Raoul’s, le bistrot new-yorkais emblématique de SoHo, a traversé cinq décennies d’histoire, des menaces de la mafia aux romances hollywoodiennes, devenant un lieu de rendez-vous incontournable pour les personnalités artistiques et culturelles de Manhattan.
Dans les années 1970 et au début des années 1980, Guy, le chef cofondateur, se souvient d’une époque plus rude. Le restaurant était régulièrement pris pour cible par la mafia, qui exigeait de l’argent pour une « protection » que les propriétaires refusaient de payer. « Ils nous appréciaient bien ! Un de leurs gars venait ici tous les soirs. On n’avait pas vraiment de problèmes, jusqu’à ce qu’ils commencent à casser nos vitres. Tous les vendredis soir, ils les soufflaient. Les gens venaient juste pour ça, en fait… » a-t-il déclaré avec un haussement d’épaules.

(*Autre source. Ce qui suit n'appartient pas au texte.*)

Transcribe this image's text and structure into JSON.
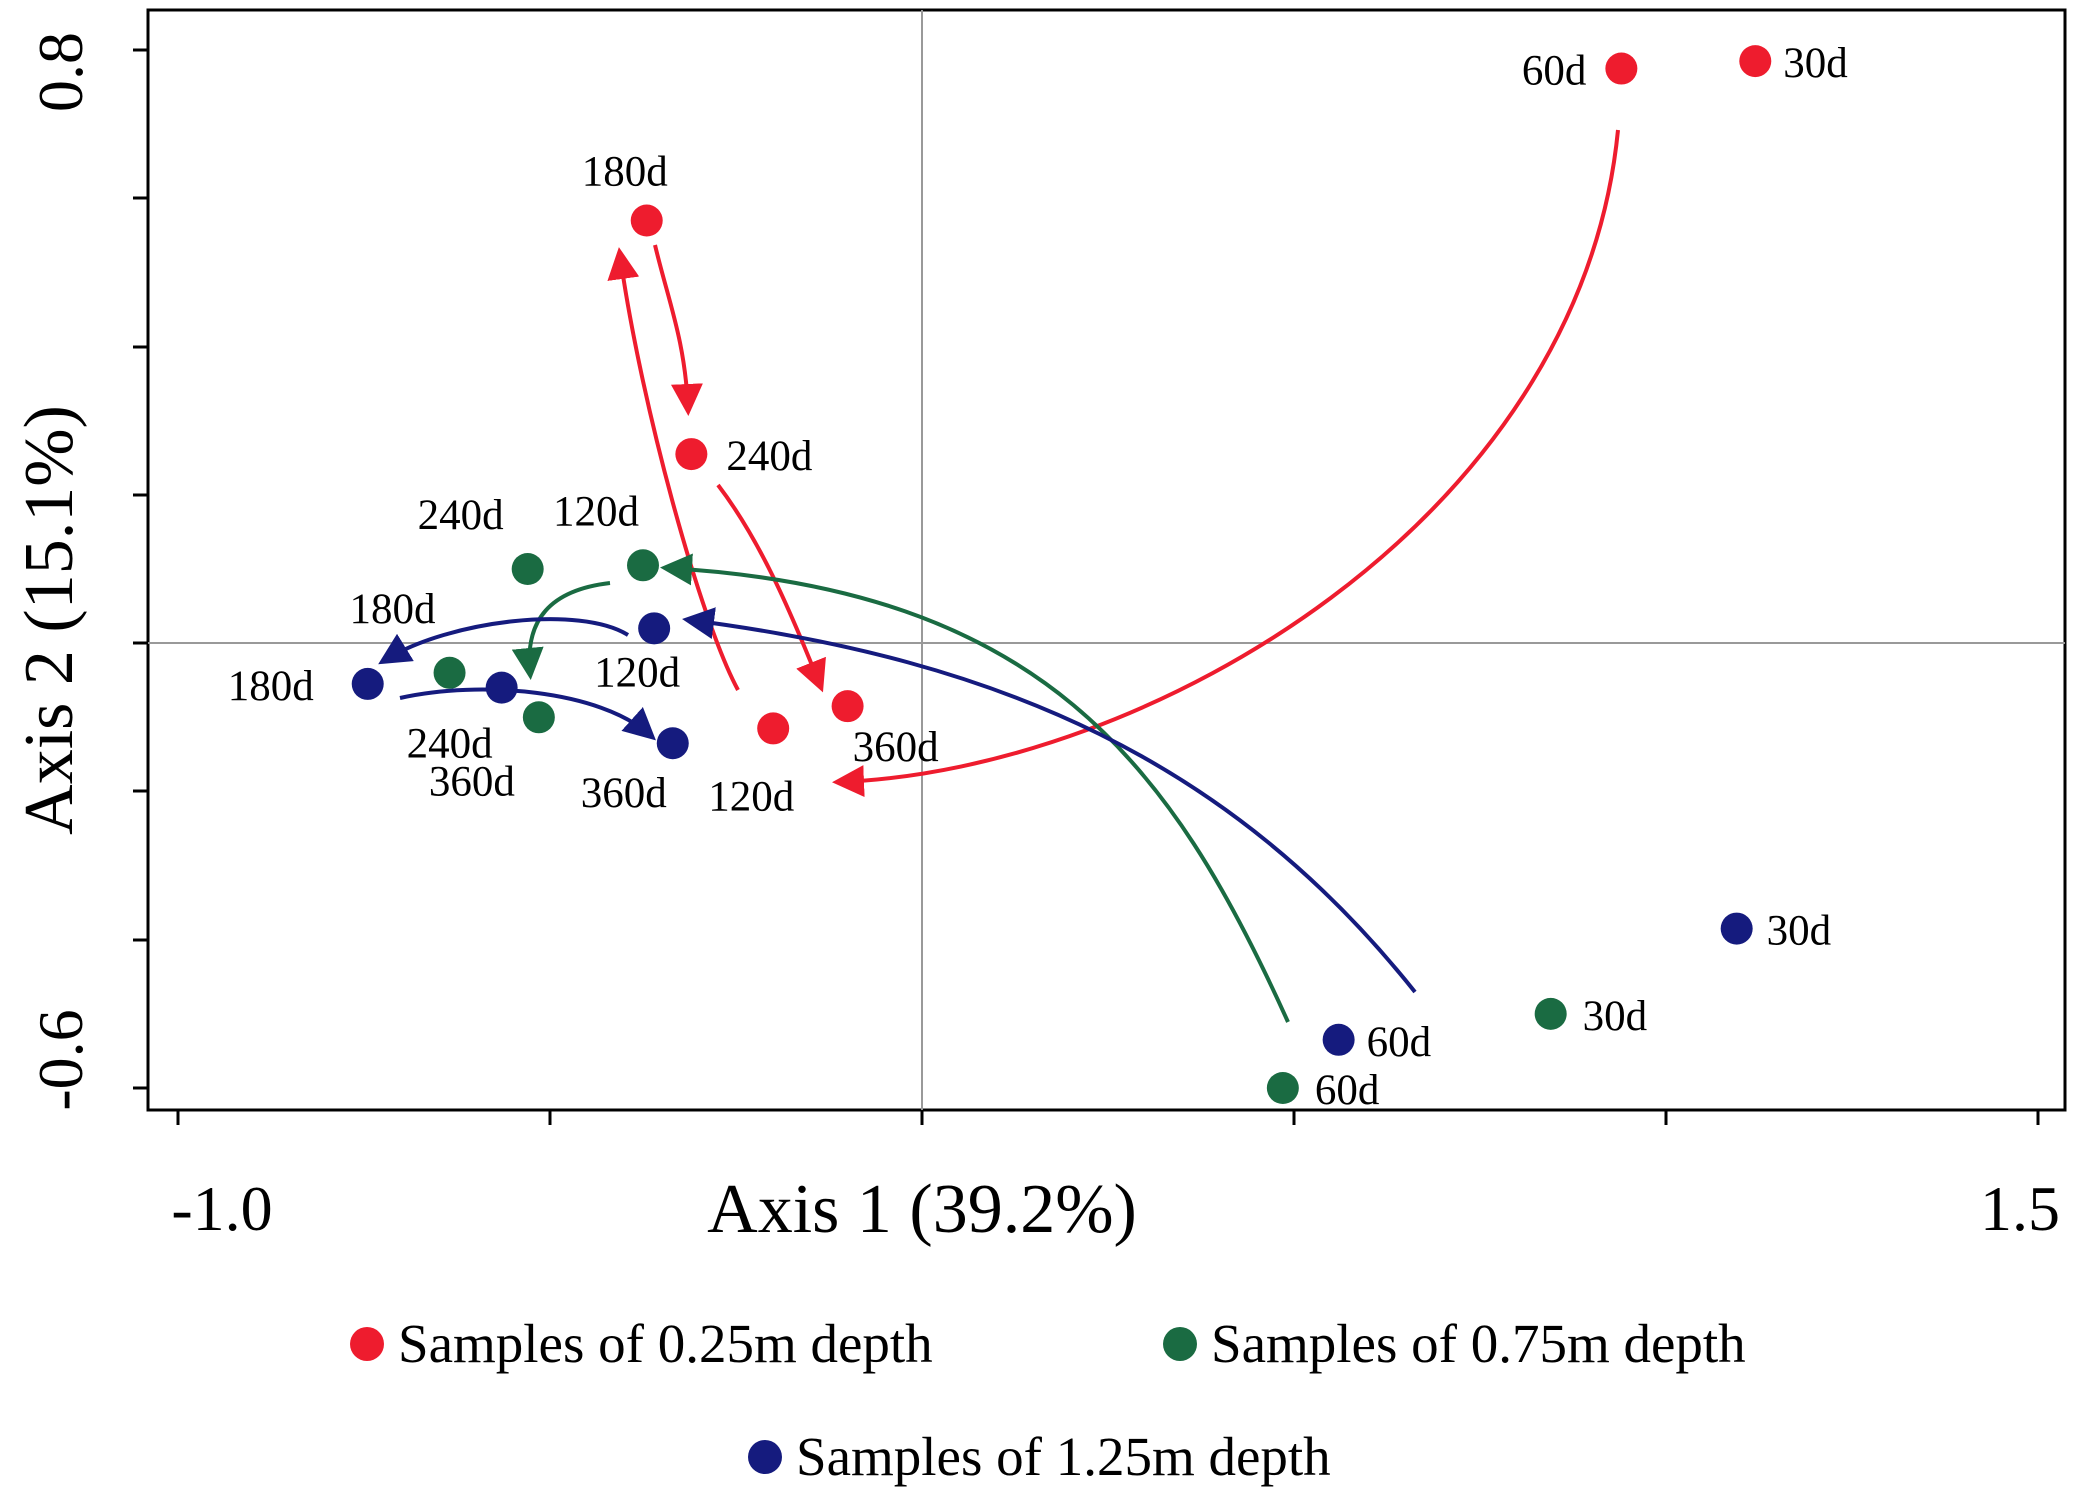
{
  "chart_data": {
    "type": "scatter",
    "xlabel": "Axis 1 (39.2%)",
    "ylabel": "Axis 2 (15.1%)",
    "xlim": [
      -1.0,
      1.5
    ],
    "ylim": [
      -0.6,
      0.8
    ],
    "x_tick_labels": [
      "-1.0",
      "1.5"
    ],
    "y_tick_labels": [
      "0.8",
      "-0.6"
    ],
    "reference_lines": {
      "x": 0.0,
      "y": 0.0
    },
    "grid": false,
    "legend_position": "bottom",
    "series": [
      {
        "name": "Samples of 0.25m depth",
        "color": "#ee1c2e",
        "points": [
          {
            "label": "30d",
            "x": 1.12,
            "y": 0.785
          },
          {
            "label": "60d",
            "x": 0.94,
            "y": 0.775
          },
          {
            "label": "120d",
            "x": -0.2,
            "y": -0.115
          },
          {
            "label": "180d",
            "x": -0.37,
            "y": 0.57
          },
          {
            "label": "240d",
            "x": -0.31,
            "y": 0.255
          },
          {
            "label": "360d",
            "x": -0.1,
            "y": -0.085
          }
        ],
        "trajectory": [
          "60d",
          "120d",
          "180d",
          "240d",
          "360d"
        ]
      },
      {
        "name": "Samples of 0.75m depth",
        "color": "#1a6b42",
        "points": [
          {
            "label": "30d",
            "x": 0.845,
            "y": -0.5
          },
          {
            "label": "60d",
            "x": 0.485,
            "y": -0.6
          },
          {
            "label": "120d",
            "x": -0.375,
            "y": 0.105
          },
          {
            "label": "180d",
            "x": -0.635,
            "y": -0.04
          },
          {
            "label": "240d",
            "x": -0.53,
            "y": 0.1
          },
          {
            "label": "360d",
            "x": -0.515,
            "y": -0.1
          }
        ],
        "trajectory": [
          "60d",
          "120d",
          "240d"
        ]
      },
      {
        "name": "Samples of 1.25m depth",
        "color": "#151b7e",
        "points": [
          {
            "label": "30d",
            "x": 1.095,
            "y": -0.385
          },
          {
            "label": "60d",
            "x": 0.56,
            "y": -0.535
          },
          {
            "label": "120d",
            "x": -0.36,
            "y": 0.02
          },
          {
            "label": "180d",
            "x": -0.745,
            "y": -0.055
          },
          {
            "label": "240d",
            "x": -0.565,
            "y": -0.06
          },
          {
            "label": "360d",
            "x": -0.335,
            "y": -0.135
          }
        ],
        "trajectory": [
          "60d",
          "120d",
          "180d",
          "240d",
          "360d"
        ]
      }
    ]
  }
}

Raoul’s a ouvert ses portes il y a 50 ans, dans un ancien restaurant italien de SoHo, un quartier alors en pleine transformation, dominé par des usines, des entrepôts et quelques galeries d’art. Guy et son associé, Serge, fraîchement arrivés d’Alsace, en France, ont imaginé un lieu servant des martinis et des steaks au poivre jusqu’à 2 heures du matin. Quelques mois après l’ouverture, ils ont attiré l’attention de James Signorelli, producteur d’une nouvelle émission de fin de soirée, à la recherche d’un endroit pour se retrouver après la diffusion de Saturday Night Live.
C’est ainsi que Raoul’s est devenu, presque du jour au lendemain, un repaire bohème prisé par les acteurs, les musiciens, les artistes et les galeristes de Manhattan. Parmi les habitués, on comptait les frères Belushi, Quentin Tarantino et Sarah Jessica Parker. Le restaurant a même été le théâtre de coups de foudre : Julia Roberts y a rencontré Benjamin Bratt, et a confié : « Il est entré, et je l’ai regardé, et c’était comme si quelque chose m’avait frappé à la tête avec une batte. » Leur relation n’a pas duré, mais Julianna Margulies, elle, y a trouvé l’amour, rencontrant son futur mari, Keith Lieberthal, en 2007 lors d’un anniversaire.
Guy se souvient également d’anecdotes plus légères, comme le jour où sa femme, alors maître d’hôtel, n’a pas reconnu Mick Jagger à son arrivée et l’a installé à une table centrale, en plein milieu de la salle à manger.